Breathing on a polluted planet. Digital image. First version: 1991; this version: 2015
A work concerning climate change and pollution.
This work is created in a cartoon-like style. There are several reasons for this. One is that I create quite a lot of cartoons (which have been published in newspapers such as the Guardian and magazines such as Private Eye), and another is that I think that the cartoon style is a particularly good way of communicating about subjects such as global warming, pollution and the various crises that are currently afflicting our planet. One of the appeals of the cartoon art style is that it generally lacks ambiguity, so its message is clear and unmistakable, which is very important with subjects that are as important and clear-cut as climate change.
Other contemporary art styles on the other hand tend to thrive when they contain a degree of uncertainty in what is being said, requiring the viewer to interpret the work as they see fit. Contemporary art that puts forward a message unambiguously can often tend to come across as rather dead, didactic and hectoring.
Also of course, cartoon art, due to its nature, can easily be reproduced in print or electronically without loss of quality (both physical quality and emotional quality), thus making it available to a much wider audience than most contemporary art – which can only be a good thing when the work tackles an important subject as climate change.
The ceramic head in this sculpture is held in the jaws of the spanner by a thin wooden rod that forms the head’s neck.
It is uncertain whether the head is trapped in the jaws of the spanner or whether the head and the spanner form a single entity, with the spanner as the body (The shape of the spanner suggests a seated or crouching body). This tension is part of the appeal of the piece.
Workshop tools such as spanners and hammers are a recurring feature of my sculptural work.
Defaced/refaced statue. June 2015. Classical statue, marker pen
A humorous work consisting of a headless classical statue with a cartoon-like face drawn onto the oval form of the neck.
Part of the humor of this piece is the juxtaposition of opposites – the elegant and timeless form of the classical statue in contrast to the crudeness and immediacy of the contemporary head.
The piece also contains dark humour and an unsettling quality due to the fact that the drawn two dimensional head is occupying the surface created by the decapitation of the statue’s three dimensional head.
The drawn on face also has the appearance of graffiti, so it could be said that the act of giving the statue a face is in fact defacing the statue. The word deface literally means to remove the face (as occurred with the vandalisation of statues in the past), so the fact that the act of adding a face to a statue can be interpreted as defacing the statue is ironic.
The Oppressor Impaled by the Oppressed. June 2015. Hammer, nails, plank.
A sculptural piece consisting of a hammer nailed to a plank of wood.
Part of the concept behind the work is that the hammer is being empaled by the objects that it normally hits.
This is partly a metaphor for oppression and rebellion, and it’s also a study in irony.
How did the nails come to be impaling the hammer? Were the nails hammered into place by another hammer? In this case the nails are not the downtrodden oppressed rising up to overthrow their oppressor using their own power, but are more like the followers of another power (another hammer) that may turn out to be as oppressive as the hammer that’s been overthrown.

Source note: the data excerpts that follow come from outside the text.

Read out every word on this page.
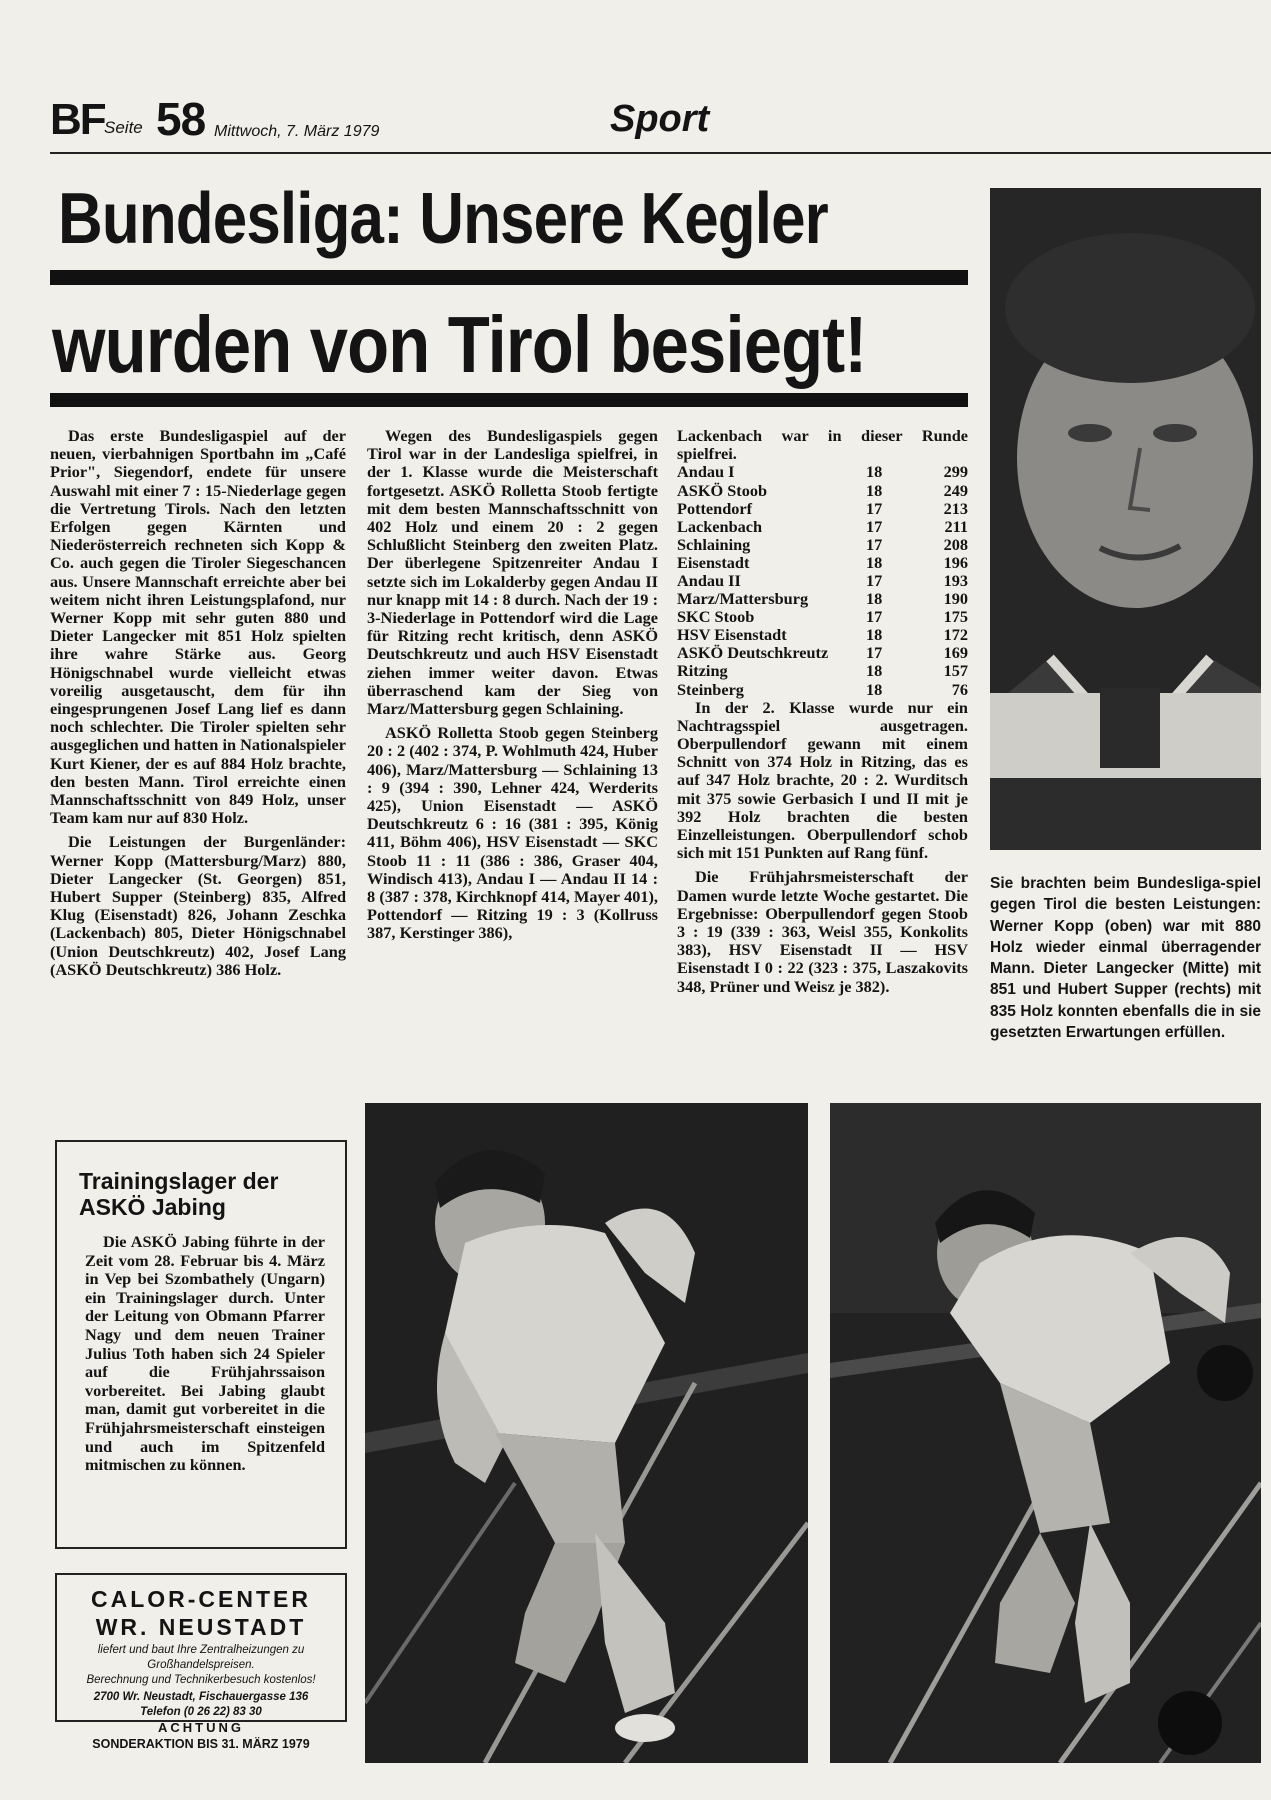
BF Seite 58 Mittwoch, 7. März 1979	Sport
Bundesliga: Unsere Kegler
wurden von Tirol besiegt!

Das erste Bundesligaspiel auf der neuen, vierbahnigen Sportbahn im „Café Prior", Siegendorf, endete für unsere Auswahl mit einer 7 : 15-Niederlage gegen die Vertretung Tirols. Nach den letzten Erfolgen gegen Kärnten und Niederösterreich rechneten sich Kopp & Co. auch gegen die Tiroler Siegeschancen aus. Unsere Mannschaft erreichte aber bei weitem nicht ihren Leistungsplafond, nur Werner Kopp mit sehr guten 880 und Dieter Langecker mit 851 Holz spielten ihre wahre Stärke aus. Georg Hönigschnabel wurde vielleicht etwas voreilig ausgetauscht, dem für ihn eingesprungenen Josef Lang lief es dann noch schlechter. Die Tiroler spielten sehr ausgeglichen und hatten in Nationalspieler Kurt Kiener, der es auf 884 Holz brachte, den besten Mann. Tirol erreichte einen Mannschaftsschnitt von 849 Holz, unser Team kam nur auf 830 Holz.

Die Leistungen der Burgenländer: Werner Kopp (Mattersburg/Marz) 880, Dieter Langecker (St. Georgen) 851, Hubert Supper (Steinberg) 835, Alfred Klug (Eisenstadt) 826, Johann Zeschka (Lackenbach) 805, Dieter Hönigschnabel (Union Deutschkreutz) 402, Josef Lang (ASKÖ Deutschkreutz) 386 Holz.

Wegen des Bundesligaspiels gegen Tirol war in der Landesliga spielfrei, in der 1. Klasse wurde die Meisterschaft fortgesetzt. ASKÖ Rolletta Stoob fertigte mit dem besten Mannschaftsschnitt von 402 Holz und einem 20 : 2 gegen Schlußlicht Steinberg den zweiten Platz. Der überlegene Spitzenreiter Andau I setzte sich im Lokalderby gegen Andau II nur knapp mit 14 : 8 durch. Nach der 19 : 3-Niederlage in Pottendorf wird die Lage für Ritzing recht kritisch, denn ASKÖ Deutschkreutz und auch HSV Eisenstadt ziehen immer weiter davon. Etwas überraschend kam der Sieg von Marz/Mattersburg gegen Schlaining.

ASKÖ Rolletta Stoob gegen Steinberg 20 : 2 (402 : 374, P. Wohlmuth 424, Huber 406), Marz/Mattersburg — Schlaining 13 : 9 (394 : 390, Lehner 424, Werderits 425), Union Eisenstadt — ASKÖ Deutschkreutz 6 : 16 (381 : 395, König 411, Böhm 406), HSV Eisenstadt — SKC Stoob 11 : 11 (386 : 386, Graser 404, Windisch 413), Andau I — Andau II 14 : 8 (387 : 378, Kirchknopf 414, Mayer 401), Pottendorf — Ritzing 19 : 3 (Kollruss 387, Kerstinger 386),

Lackenbach war in dieser Runde spielfrei.

Andau I	18	299
ASKÖ Stoob	18	249
Pottendorf	17	213
Lackenbach	17	211
Schlaining	17	208
Eisenstadt	18	196
Andau II	17	193
Marz/Mattersburg	18	190
SKC Stoob	17	175
HSV Eisenstadt	18	172
ASKÖ Deutschkreutz	17	169
Ritzing	18	157
Steinberg	18	76

In der 2. Klasse wurde nur ein Nachtragsspiel ausgetragen. Oberpullendorf gewann mit einem Schnitt von 374 Holz in Ritzing, das es auf 347 Holz brachte, 20 : 2. Wurditsch mit 375 sowie Gerbasich I und II mit je 392 Holz brachten die besten Einzelleistungen. Oberpullendorf schob sich mit 151 Punkten auf Rang fünf.

Die Frühjahrsmeisterschaft der Damen wurde letzte Woche gestartet. Die Ergebnisse: Oberpullendorf gegen Stoob 3 : 19 (339 : 363, Weisl 355, Konkolits 383), HSV Eisenstadt II — HSV Eisenstadt I 0 : 22 (323 : 375, Laszakovits 348, Prüner und Weisz je 382).

Sie brachten beim Bundesliga-spiel gegen Tirol die besten Leistungen: Werner Kopp (oben) war mit 880 Holz wieder einmal überragender Mann. Dieter Langecker (Mitte) mit 851 und Hubert Supper (rechts) mit 835 Holz konnten ebenfalls die in sie gesetzten Erwartungen erfüllen.
Trainingslager der
ASKÖ Jabing
Die ASKÖ Jabing führte in der Zeit vom 28. Februar bis 4. März in Vep bei Szombathely (Ungarn) ein Trainingslager durch. Unter der Leitung von Obmann Pfarrer Nagy und dem neuen Trainer Julius Toth haben sich 24 Spieler auf die Frühjahrssaison vorbereitet. Bei Jabing glaubt man, damit gut vorbereitet in die Frühjahrsmeisterschaft einsteigen und auch im Spitzenfeld mitmischen zu können.
CALOR-CENTER
WR. NEUSTADT
liefert und baut Ihre Zentralheizungen zu Großhandelspreisen.
Berechnung und Technikerbesuch kostenlos!
2700 Wr. Neustadt, Fischauergasse 136
Telefon (0 26 22) 83 30
ACHTUNG
SONDERAKTION BIS 31. MÄRZ 1979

Other versions of this piece have the hammer on a horizontal surface, such as on the top of a plinth. Other versions use different numbers of nails. The vertical version shown here is in some ways more disturbing than the horizontal ones, as the vertical format gives more of an impression of the hammer being violently empaled rather than simply nailed down. It is also disturbingly suggestive of a crucifixion in Christian iconography.

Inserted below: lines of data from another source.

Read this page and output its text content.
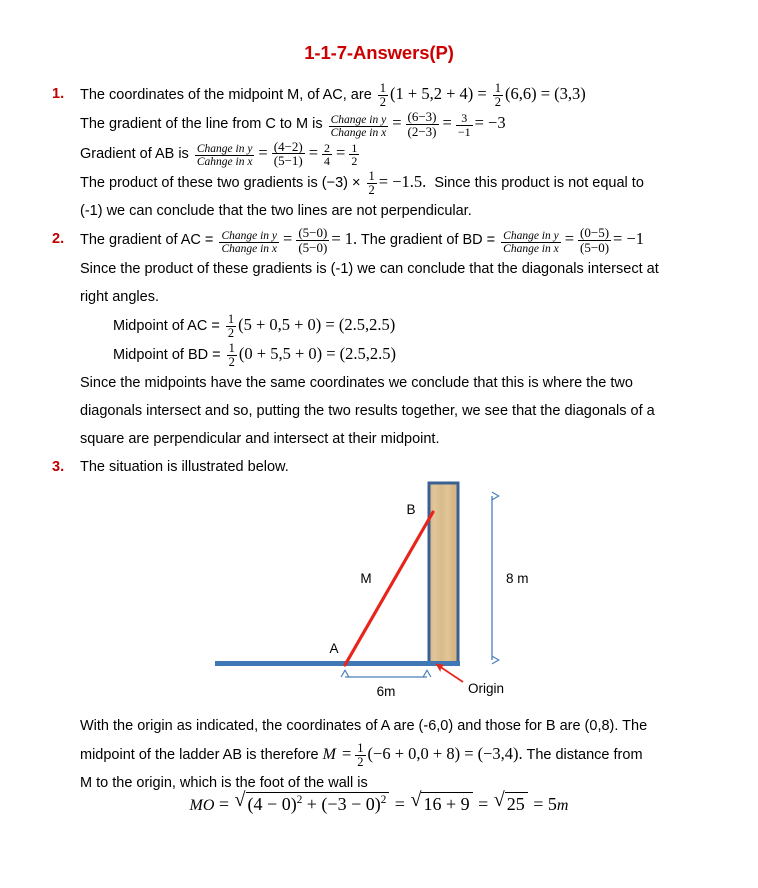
1-1-7-Answers(P)
1. The coordinates of the midpoint M, of AC, are $\frac{1}{2} (1 + 5,2 + 4) = \frac{1}{2} (6,6) = (3,3)$
The gradient of the line from C to M is $\frac{\text{Change in y}}{\text{Change in x}} = \frac{(6-3)}{(2-3)} = \frac{3}{-1} = -3$
Gradient of AB is $\frac{\text{Change in y}}{\text{Cahnge in x}} = \frac{(4-2)}{(5-1)} = \frac{2}{4} = \frac{1}{2}$
The product of these two gradients is $(-3) \times \frac{1}{2} = -1.5$. Since this product is not equal to
(-1) we can conclude that the two lines are not perpendicular.
2. The gradient of AC = $\frac{\text{Change in y}}{\text{Change in x}} = \frac{(5-0)}{(5-0)} = 1$. The gradient of BD = $\frac{\text{Change in y}}{\text{Change in x}} = \frac{(0-5)}{(5-0)} = -1$
Since the product of these gradients is (-1) we can conclude that the diagonals intersect at
right angles.
Midpoint of AC = $\frac{1}{2} (5 + 0,5 + 0) = (2.5,2.5)$
Midpoint of BD = $\frac{1}{2} (0 + 5,5 + 0) = (2.5,2.5)$
Since the midpoints have the same coordinates we conclude that this is where the two
diagonals intersect and so, putting the two results together, we see that the diagonals of a
square are perpendicular and intersect at their midpoint.
3. The situation is illustrated below.
B
M
A
8 m
6m	Origin
With the origin as indicated, the coordinates of A are (-6,0) and those for B are (0,8). The
midpoint of the ladder AB is therefore $M = \frac{1}{2} (-6 + 0,0 + 8) = (-3,4)$. The distance from
M to the origin, which is the foot of the wall is
MO = √ $(4 - 0)^2 + (-3 - 0)^2$ = √ 16 + 9 = √ 25 = 5m
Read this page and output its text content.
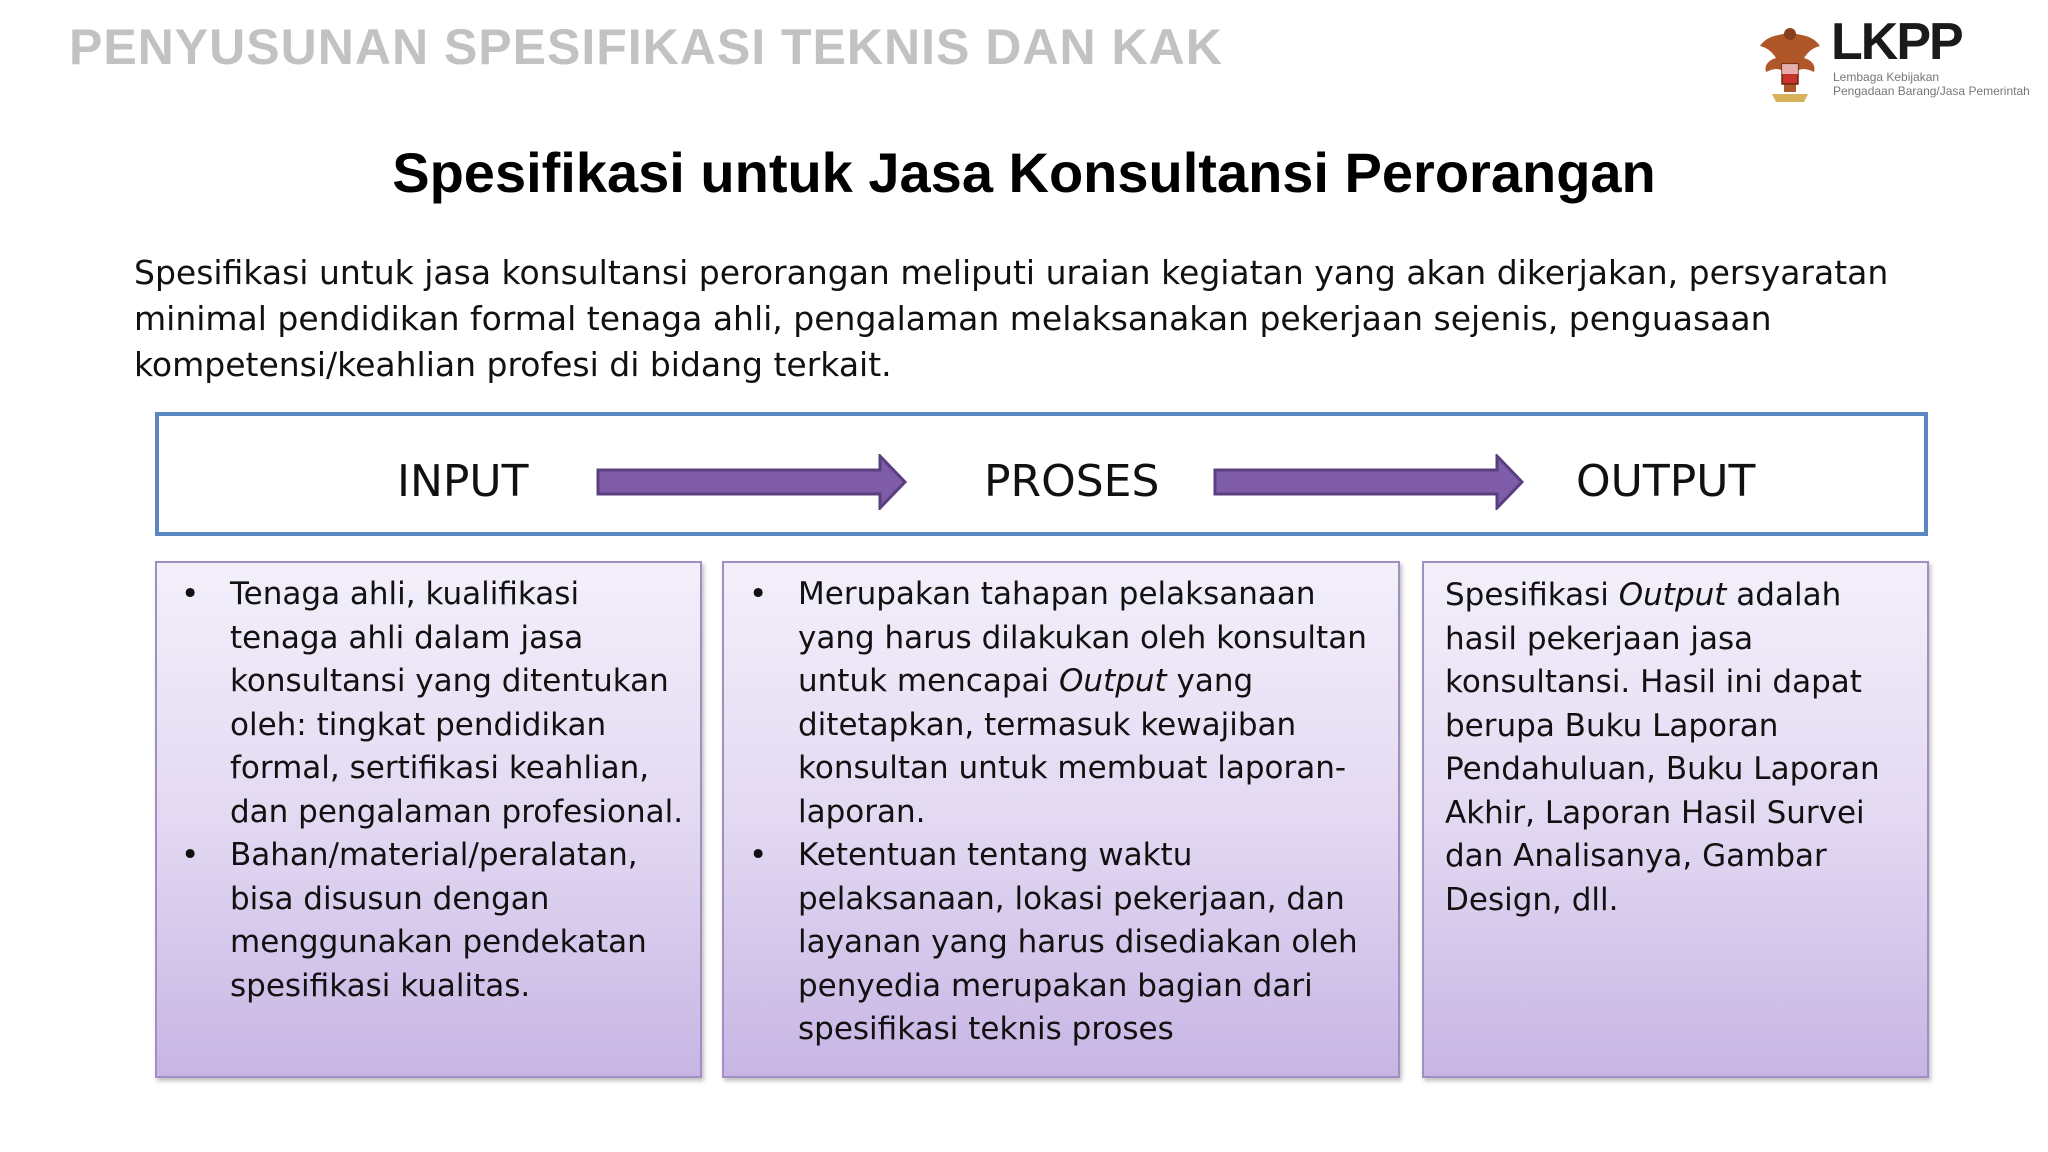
PENYUSUNAN SPESIFIKASI TEKNIS DAN KAK	LKPP
Lembaga Kebijakan
Pengadaan Barang/Jasa Pemerintah
Spesifikasi untuk Jasa Konsultansi Perorangan
Spesifikasi untuk jasa konsultansi perorangan meliputi uraian kegiatan yang akan dikerjakan, persyaratan minimal pendidikan formal tenaga ahli, pengalaman melaksanakan pekerjaan sejenis, penguasaan kompetensi/keahlian profesi di bidang terkait.
INPUT	PROSES	OUTPUT
• Tenaga ahli, kualifikasi tenaga ahli dalam jasa konsultansi yang ditentukan oleh: tingkat pendidikan formal, sertifikasi keahlian, dan pengalaman profesional.
• Bahan/material/peralatan, bisa disusun dengan menggunakan pendekatan spesifikasi kualitas.
• Merupakan tahapan pelaksanaan yang harus dilakukan oleh konsultan untuk mencapai Output yang ditetapkan, termasuk kewajiban konsultan untuk membuat laporan-laporan.
• Ketentuan tentang waktu pelaksanaan, lokasi pekerjaan, dan layanan yang harus disediakan oleh penyedia merupakan bagian dari spesifikasi teknis proses

Spesifikasi Output adalah hasil pekerjaan jasa konsultansi. Hasil ini dapat berupa Buku Laporan Pendahuluan, Buku Laporan Akhir, Laporan Hasil Survei dan Analisanya, Gambar Design, dll.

28 Disks (detail): Abstract moving image: February 2015
An abstract moving image work from a series in which multiple copies of a single shape move and interact using simple computer algorithms, creating complex shapes.

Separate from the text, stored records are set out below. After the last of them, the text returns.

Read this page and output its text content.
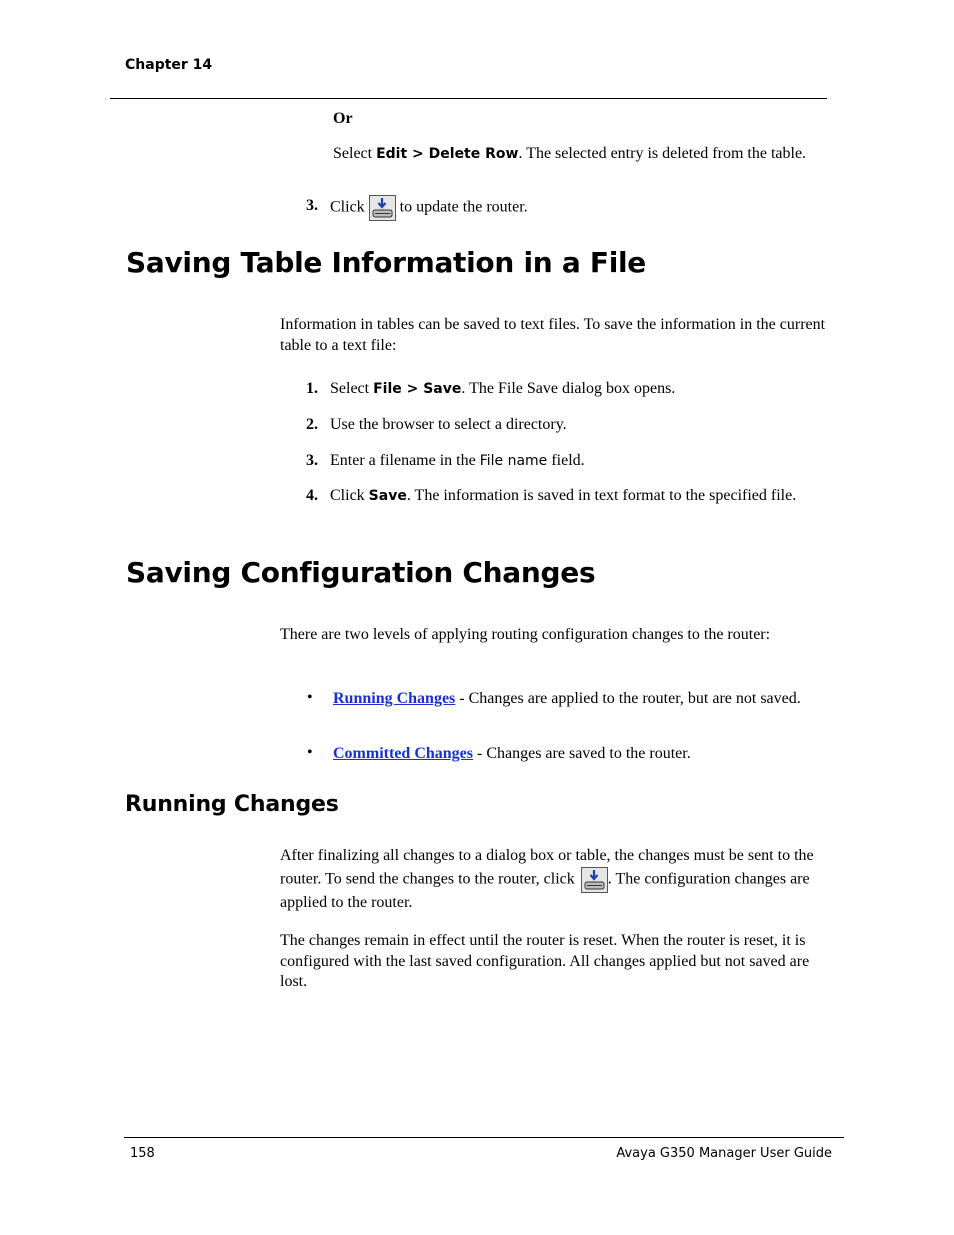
Chapter 14
Or
Select Edit > Delete Row. The selected entry is deleted from the table.
3. Click to update the router.
Saving Table Information in a File
Information in tables can be saved to text files. To save the information in the current table to a text file:
1. Select File > Save. The File Save dialog box opens.
2. Use the browser to select a directory.
3. Enter a filename in the File name field.
4. Click Save. The information is saved in text format to the specified file.
Saving Configuration Changes
There are two levels of applying routing configuration changes to the router:
• Running Changes - Changes are applied to the router, but are not saved.
• Committed Changes - Changes are saved to the router.
Running Changes
After finalizing all changes to a dialog box or table, the changes must be sent to the router. To send the changes to the router, click . The configuration changes are applied to the router.
The changes remain in effect until the router is reset. When the router is reset, it is configured with the last saved configuration. All changes applied but not saved are lost.
158	Avaya G350 Manager User Guide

In this work 28 disks follow circular paths. Where even numbers of disks overlap they present white, while where odd numbers of disks overlap they present black.
To see higher resolution videos and more information about this series click here.
For a long time I’ve been interested in the way that the landscape is transformed by the effects of sunshine and shadows, and by the way that we often hardly notice the extent of the difference between the two (other than by a general feeling of pleasure when the sun brightens things up – here in cloudy Britain anyway). The scene filmed here in the grounds of Hatfield House, Hertfordshire, hopefully captures some of the transformational effect of sun and shadow as the sun emerges from behind a cloud (and then goes in again).
The various people in the background add a surreal air to the whole scene.
The generation of complex forms from simple forms. Series begun 2008
This is a design to accompany a series of video animations that explore the creation of complex forms from simple forms (usually in the form of grids).
The works were first conceived as a device to visualise the creation of the complex structure that underlies the physical universe from extremely simple fundamental components.
Very much an example of art meets science. More on the subject.
A fire made of green wood.
The wood at the centre of the fire has been consumed by the intense heat of the fire.
The wood at the edges of the fire remain unburnt, forming an almost perfect ring of twigs and small branches around the ash core.